Obviously, none of these directions might be applicable, and yet the testing results still indicate on a lower-quality product. In case your product’s quality did not actually change much, it is worth examining if changes to the implemented testing strategy may have resulted in a higher than usual overall issue priority. It is always a good practice to ongoingly revisit and optimize the testing strategy, and is especially important to do so when there is an increase in issue priority with no apparent decrease in product quality to explain it. This will increase the confidence in the executed testing, make you prioritization easier and more accurate, and tighten the relations between your Applause team and your product.
Here are a few directions to follow up on if you sense that the testing strategy resulted in the increase in overall issue priority:
- Was there a change in the way testing instructions were composed and/or delivered to the testers?

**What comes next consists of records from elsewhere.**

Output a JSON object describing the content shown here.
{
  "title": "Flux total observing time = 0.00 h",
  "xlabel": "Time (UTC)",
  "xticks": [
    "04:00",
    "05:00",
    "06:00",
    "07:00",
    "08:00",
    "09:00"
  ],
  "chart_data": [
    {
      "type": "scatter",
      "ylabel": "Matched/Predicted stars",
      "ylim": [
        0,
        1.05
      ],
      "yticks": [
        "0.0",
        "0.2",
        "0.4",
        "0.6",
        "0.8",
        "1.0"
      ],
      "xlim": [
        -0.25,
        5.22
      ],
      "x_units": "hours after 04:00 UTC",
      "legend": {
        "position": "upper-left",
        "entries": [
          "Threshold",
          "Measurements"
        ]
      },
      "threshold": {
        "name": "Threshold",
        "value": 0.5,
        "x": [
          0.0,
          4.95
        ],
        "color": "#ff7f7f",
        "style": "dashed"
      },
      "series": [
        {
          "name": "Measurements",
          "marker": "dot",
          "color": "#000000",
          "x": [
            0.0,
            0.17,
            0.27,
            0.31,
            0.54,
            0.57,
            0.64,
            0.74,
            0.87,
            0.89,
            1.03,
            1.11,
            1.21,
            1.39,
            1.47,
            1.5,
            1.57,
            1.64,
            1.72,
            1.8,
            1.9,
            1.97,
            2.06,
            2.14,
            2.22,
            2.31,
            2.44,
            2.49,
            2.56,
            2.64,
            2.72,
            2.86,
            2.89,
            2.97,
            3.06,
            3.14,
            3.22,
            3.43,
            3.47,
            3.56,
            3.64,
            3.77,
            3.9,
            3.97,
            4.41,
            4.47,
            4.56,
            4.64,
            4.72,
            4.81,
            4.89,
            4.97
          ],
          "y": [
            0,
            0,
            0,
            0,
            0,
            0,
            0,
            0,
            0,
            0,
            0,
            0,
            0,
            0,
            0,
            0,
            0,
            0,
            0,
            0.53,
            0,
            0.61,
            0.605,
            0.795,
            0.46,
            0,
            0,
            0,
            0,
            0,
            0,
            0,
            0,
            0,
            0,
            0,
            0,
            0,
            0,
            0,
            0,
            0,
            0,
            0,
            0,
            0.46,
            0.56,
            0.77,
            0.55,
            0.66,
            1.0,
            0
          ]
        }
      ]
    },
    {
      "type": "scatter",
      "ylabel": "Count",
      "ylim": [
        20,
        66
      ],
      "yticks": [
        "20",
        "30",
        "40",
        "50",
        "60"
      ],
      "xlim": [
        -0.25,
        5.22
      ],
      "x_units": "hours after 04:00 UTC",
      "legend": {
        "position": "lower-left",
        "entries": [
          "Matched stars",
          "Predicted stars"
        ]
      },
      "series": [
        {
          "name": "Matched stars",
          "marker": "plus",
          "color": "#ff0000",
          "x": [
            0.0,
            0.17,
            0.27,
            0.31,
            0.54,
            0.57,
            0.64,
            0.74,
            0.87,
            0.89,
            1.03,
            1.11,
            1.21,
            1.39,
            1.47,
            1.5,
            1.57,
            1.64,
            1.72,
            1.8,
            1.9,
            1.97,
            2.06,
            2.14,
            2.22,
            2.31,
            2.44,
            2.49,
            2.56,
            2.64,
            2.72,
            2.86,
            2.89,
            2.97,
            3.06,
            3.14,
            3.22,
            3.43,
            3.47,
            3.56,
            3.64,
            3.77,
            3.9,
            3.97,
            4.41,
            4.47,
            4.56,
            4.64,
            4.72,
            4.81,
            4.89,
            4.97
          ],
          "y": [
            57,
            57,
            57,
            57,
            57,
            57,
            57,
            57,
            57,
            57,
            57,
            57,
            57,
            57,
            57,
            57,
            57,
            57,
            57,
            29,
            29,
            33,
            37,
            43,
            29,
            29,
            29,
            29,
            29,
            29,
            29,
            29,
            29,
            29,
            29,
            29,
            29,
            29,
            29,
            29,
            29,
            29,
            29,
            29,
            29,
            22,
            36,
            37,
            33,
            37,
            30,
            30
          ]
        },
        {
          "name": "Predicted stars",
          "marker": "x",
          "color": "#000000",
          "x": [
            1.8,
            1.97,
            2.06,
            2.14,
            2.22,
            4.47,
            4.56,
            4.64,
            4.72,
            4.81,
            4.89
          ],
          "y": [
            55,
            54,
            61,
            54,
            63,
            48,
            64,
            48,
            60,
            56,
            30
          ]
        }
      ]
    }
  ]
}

Testers may inaccurately represent the severity of issues as they document them without a proper understanding of your product, use cases, and their impact. Note that while the severity might be updated to more accurate values during triage, such frequent changes might discourage the testers from participating in future testings of your product.
- Was there a recent change in personnel – specifically in the interface between you and the Applause team – that may have resulted with lost knowledge or misaligned perspectives? Changes are inevitable, yet documentation and knowledge transfer are key to ongoing success.
- Is the scope of new functionality delivered in the tested build significantly different than usual? Increased complexity in the requirements and “big” new features in general, may result in testers misestimating impact of issues.
Whatever the issue, you are advised to collaborate with your Applause team to further troubleshoot the causes for the increased overall issue priority, and identify improvement opportunities in your processes and testing strategy.